Annie West's irreverent art brings to life W.B. Yeats's futile pursuit of the beautiful, unobtainable Maud Gonne. Introduced by Theo Dorgan, and complete with poetry by Yeats as well as quotes by those who bore witness to his infatuation, including Katharine Tynan, Douglas Hyde and his own sisters, Lolly and Lily, Yeats in Love is a truly original depiction of a decades-long adolescent crush.
First published in 1979, Irish Identity and the Literary Revival, through the works of W.B. Yeats, James Joyce, J. M. Synge, and Sean O’Casey, documents the complex spectrum of political, social and other pressures that helped fashion modern Ireland. At least three sets of cultural assumptions coexisted in Ireland during the years between 1890 and 1930, -- English, Irish and Anglo-Irish, each united by a common language but divided by considerable tensions and strain. The question of Irish identity forms the central theme of the study, and illustrates how it was a major, even obsessive concern for these writers. Subsidiary and interwoven themes constantly recur. Themes such as the concepts of the peasant and the hero, political nationalism, the meaning of Ireland’s history and the validity of her cultural traditions. Rather than use the literature concerned as merely endorsing evidence for a sociological or political thesis, this study allows its major themes and issues to emerge and develop from direct and close study of the work of the writers. This book will be of interest to students of literature and history.

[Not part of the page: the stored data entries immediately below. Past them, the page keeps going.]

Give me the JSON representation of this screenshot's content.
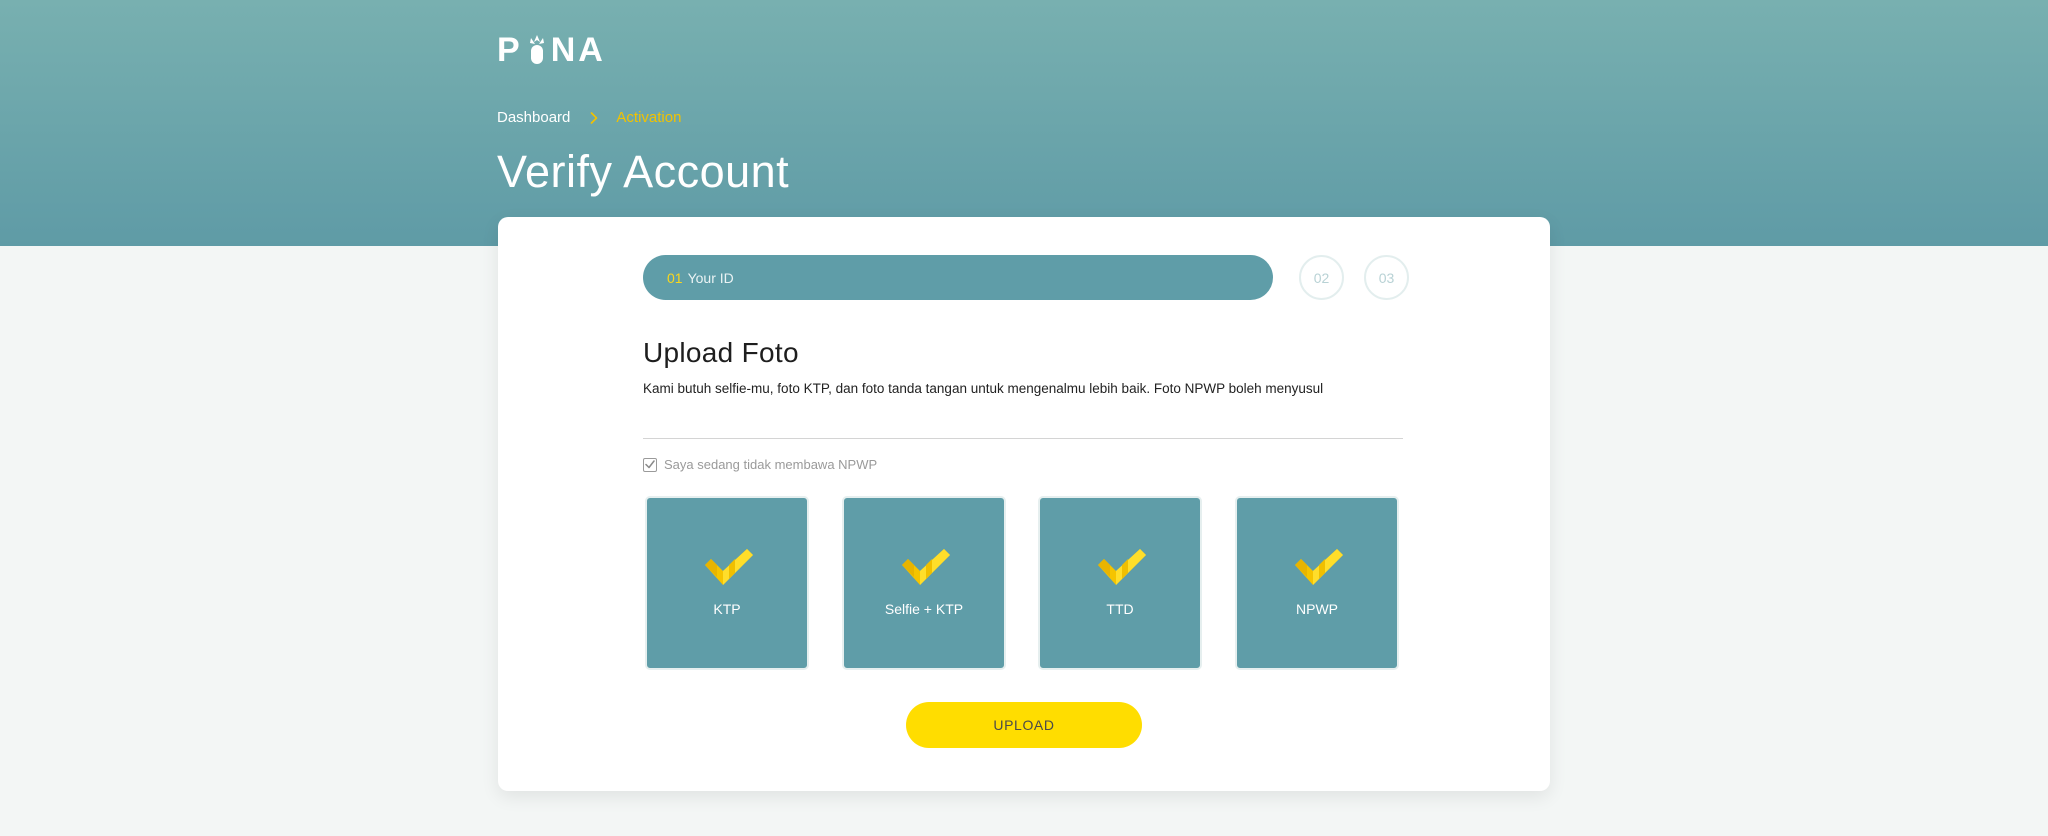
{
  "brand": {
    "logo_text": "PINA",
    "icon": "pineapple-icon"
  },
  "breadcrumb": {
    "home": "Dashboard",
    "separator_icon": "chevron-right-icon",
    "current": "Activation"
  },
  "page": {
    "title": "Verify Account"
  },
  "stepper": {
    "active": {
      "number": "01",
      "label": "Your ID"
    },
    "steps": [
      "02",
      "03"
    ]
  },
  "section": {
    "title": "Upload Foto",
    "description": "Kami butuh selfie-mu, foto KTP, dan foto tanda tangan untuk mengenalmu lebih baik. Foto NPWP boleh menyusul"
  },
  "checkbox": {
    "label": "Saya sedang tidak membawa NPWP",
    "checked": true
  },
  "uploads": [
    {
      "label": "KTP",
      "status": "uploaded",
      "icon": "checkmark-icon"
    },
    {
      "label": "Selfie + KTP",
      "status": "uploaded",
      "icon": "checkmark-icon"
    },
    {
      "label": "TTD",
      "status": "uploaded",
      "icon": "checkmark-icon"
    },
    {
      "label": "NPWP",
      "status": "uploaded",
      "icon": "checkmark-icon"
    }
  ],
  "actions": {
    "upload_label": "UPLOAD"
  },
  "colors": {
    "header_top": "#78b0b0",
    "header_bottom": "#5f9ba6",
    "accent_yellow": "#ffdd00",
    "breadcrumb_active": "#f2c200",
    "tile": "#5f9da8",
    "background": "#f3f6f5"
  }
}
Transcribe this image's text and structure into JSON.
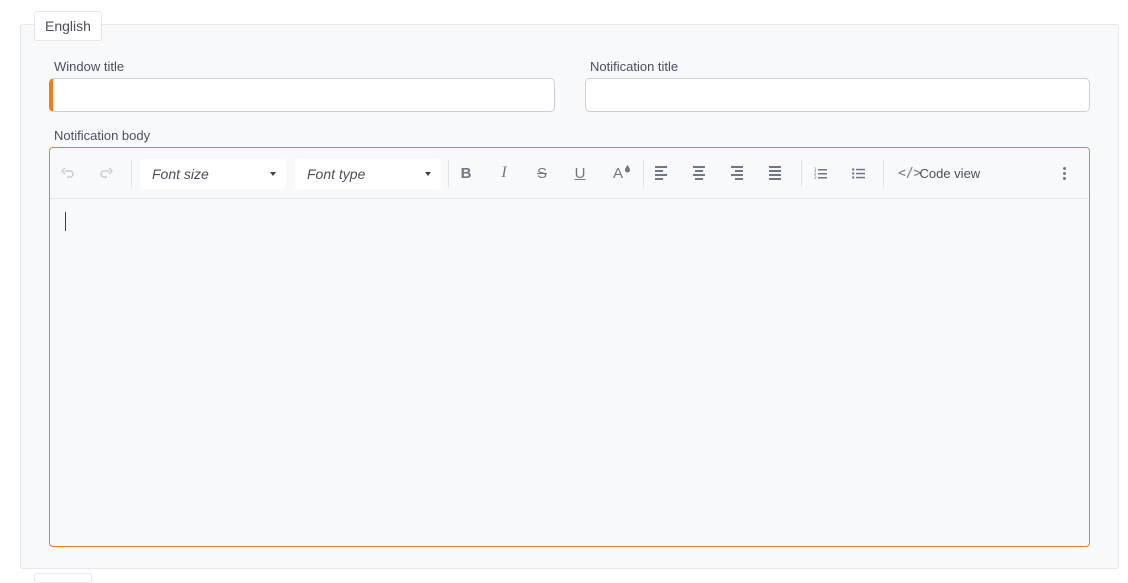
{
  "language_tab": "English",
  "fields": {
    "window_title": {
      "label": "Window title",
      "value": ""
    },
    "notification_title": {
      "label": "Notification title",
      "value": ""
    },
    "notification_body": {
      "label": "Notification body"
    }
  },
  "toolbar": {
    "font_size_placeholder": "Font size",
    "font_type_placeholder": "Font type",
    "bold": "B",
    "italic": "I",
    "strike": "S",
    "underline": "U",
    "font_color": "A",
    "code_icon": "</>",
    "code_view": "Code view"
  },
  "colors": {
    "accent": "#f07c1c",
    "panel": "#f8f9fb",
    "border": "#e3e6ec"
  }
}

This edition offers everything needed by the newcomer to this famous but intimating text: images, maps, footnotes, and introductory essays by eighteen leading Joyceans.
This monograph is based on archival research and close readings of James Joyce's and W. B. Yeats's poetics and political aesthetics. Georges Sorel's theory of social myth is used as a starting point for exploring the ways in which the experience of art can be seen as a form of religious experience.